I have a love-hate relationship with carrot cake. I love my mother’s and hate all others.
Actually, I feel disloyal for even thinking that anyone but Mom can bake a good carrot cake. But since— however unlikely—it is possible, I occasionally try carrot cakes at restaurants and from the grocer. So far, Mom’s is unmatched.
My latest temptation resulted in a small ultimate carrot cake in my grocery cart. The doubts lingering in the back of my mind were justified: My local grocer’s offering is not as tasty as the carrot cake I’ve enjoyed at my mother’s table.
My love affair with this popular dessert began years ago. Its hint of cinnamon, chewy coconut, crunchy walnuts, sweet pineapple, and moist golden raisins are all tastes and textures that I love. Plus, it can be fun to fool myself into thinking carrot cake has some nutritional value. It doesn’t, of course, but the rationalization can be reassuring when eating that first or–heaven forbid–second slice.
For me, carrot cake is a dessert for all seasons. The fact that carrots are a traditional side dish at Easter dinner makes me think about carrot cake in the spring. My thoughts turn to carrot cake when summer days are long, weather is warm, and I have lots of free time. Large quantities of nuts in harvest-season produce departments put me in mind of carrot cake. And overindulgence is mandatory during the winter holidays.
My grocer’s carrot cake was topped with cream cheese icing garnished with chopped walnuts. It did not disappoint, but it was not even close to my ideal of ultimate. Oh, it had the requisite spices, raisins, and walnuts.
But the pineapple and coconut, which yield a flavorful and moist cake, were missing. I threw in the towel (albeit a kitchen towel) in disgust.
Disappointed yet again, I decided that the next time I craved carrot cake, I’d bake one myself. The urge occurred sooner than expected. There must have been a need to wipe out the bad memory of the so-called ultimate cake. With Mom’s recipe in hand, I added the necessary ingredients to my grocery list.
Mom’s recipe is easy to follow: Just mix the wet ingredients—which, oddly, include sugar—with the dry ingredients and add the coconut, pineapple, raisins, and nuts. I add golden raisins to the batter, even though my mother’s recipe does not call for raisins. Then I rename it CPR cake in homage to the carrots, pineapple, and raisins as well as a quirky sense of humor. Find the CPR cake recipe here.
For this latest cake, I added walnuts, saving the pecans for a caramel pecan filling for a layer cake. Like me, you’ll probably end up with more chopped nuts and/or shredded carrots than your recipe calls for. You may wish to save these extras to decorate cupcakes or a layer cake.

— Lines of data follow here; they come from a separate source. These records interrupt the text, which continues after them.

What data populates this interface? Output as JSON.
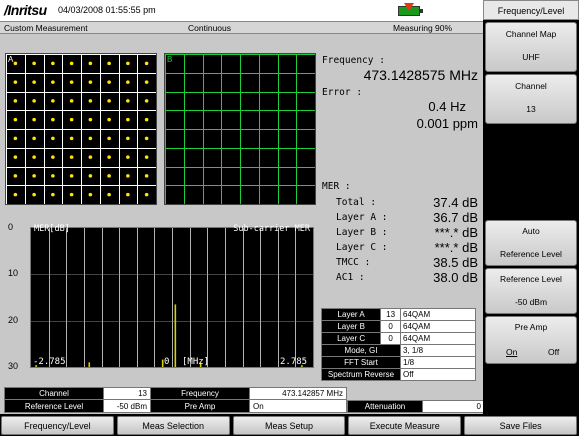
{
  "header": {
    "brand": "/Inritsu",
    "datetime": "04/03/2008 01:55:55 pm",
    "mode": "Custom Measurement",
    "sweep": "Continuous",
    "measuring": "Measuring  90%",
    "battery_color": "#1a9a1a"
  },
  "panels": {
    "a_label": "A",
    "b_label": "B"
  },
  "readout": {
    "frequency_label": "Frequency     :",
    "frequency_value": "473.1428575 MHz",
    "error_label": "Error     :",
    "error_hz": "0.4 Hz",
    "error_ppm": "0.001 ppm",
    "mer_label": "MER :",
    "rows": [
      {
        "label": "Total     :",
        "value": "37.4 dB"
      },
      {
        "label": "Layer A   :",
        "value": "36.7 dB"
      },
      {
        "label": "Layer B   :",
        "value": "***.* dB"
      },
      {
        "label": "Layer C   :",
        "value": "***.* dB"
      },
      {
        "label": "TMCC      :",
        "value": "38.5 dB"
      },
      {
        "label": "AC1       :",
        "value": "38.0 dB"
      }
    ]
  },
  "chart_data": {
    "type": "bar",
    "title": "Sub-carrier MER",
    "ylabel": "MER[dB]",
    "xlabel": "[MHz]",
    "ylim": [
      0,
      30
    ],
    "y_inverted": true,
    "xlim": [
      -2.785,
      2.785
    ],
    "yticks": [
      "0",
      "10",
      "20",
      "30"
    ],
    "xticks": [
      "-2.785",
      "0",
      "2.785"
    ],
    "bar_color": "#d8d000",
    "grid": true,
    "grid_color": "#ffffff",
    "bars": [
      {
        "x": -2.7,
        "value": 29.6
      },
      {
        "x": -1.65,
        "value": 29.0
      },
      {
        "x": -0.2,
        "value": 28.4
      },
      {
        "x": 0.05,
        "value": 16.5
      },
      {
        "x": 0.55,
        "value": 29.1
      },
      {
        "x": 2.55,
        "value": 29.6
      }
    ]
  },
  "layer_table": {
    "rows": [
      {
        "name": "Layer A",
        "segments": "13",
        "mod": "64QAM"
      },
      {
        "name": "Layer B",
        "segments": "0",
        "mod": "64QAM"
      },
      {
        "name": "Layer C",
        "segments": "0",
        "mod": "64QAM"
      }
    ],
    "mode_gi_label": "Mode, GI",
    "mode_gi_value": "3, 1/8",
    "fft_label": "FFT Start",
    "fft_value": "1/8",
    "spectrum_label": "Spectrum Reverse",
    "spectrum_value": "Off"
  },
  "info_bar": {
    "channel_label": "Channel",
    "channel_value": "13",
    "frequency_label": "Frequency",
    "frequency_value": "473.142857 MHz",
    "ref_label": "Reference Level",
    "ref_value": "-50 dBm",
    "preamp_label": "Pre Amp",
    "preamp_value": "On",
    "atten_label": "Attenuation",
    "atten_value": "0 dB"
  },
  "softkeys": {
    "title": "Frequency/Level",
    "channel_map_label": "Channel Map",
    "channel_map_value": "UHF",
    "channel_label": "Channel",
    "channel_value": "13",
    "auto_ref_line1": "Auto",
    "auto_ref_line2": "Reference Level",
    "ref_label": "Reference Level",
    "ref_value": "-50 dBm",
    "preamp_label": "Pre Amp",
    "preamp_on": "On",
    "preamp_off": "Off"
  },
  "bottom_menu": [
    "Frequency/Level",
    "Meas Selection",
    "Meas Setup",
    "Execute Measure",
    "Save Files"
  ]
}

Mom’s recipe produced enough batter to make a single 4″ layer cake in addition to the two dozen cupcakes I’d planned! This unexpected discovery meant I could make a small layer cake for dinner guests and use the remaining batter for cupcakes, which could be stored in the freezer. A cupcake would be a nice addition to my brown bag lunches, which typically don’t include a dessert component.
For the icing, I used organic cream cheese and added vanilla. Either or both of these ingredients made this the best cream cheese icing I had ever had. Generally, I find cream cheese icing to be OK. Not bad, not good. This batch was different. I could have eaten every bit of it.
I must admit that Mom—never a fan of too much icing—may have adjusted the amounts downward. Or my enthusiastic sampling could be the reason the batch barely coated each of the 24 cupcakes and the little layer cake.
Some of the best things in life are the simple things. But not carrot cake. More is better.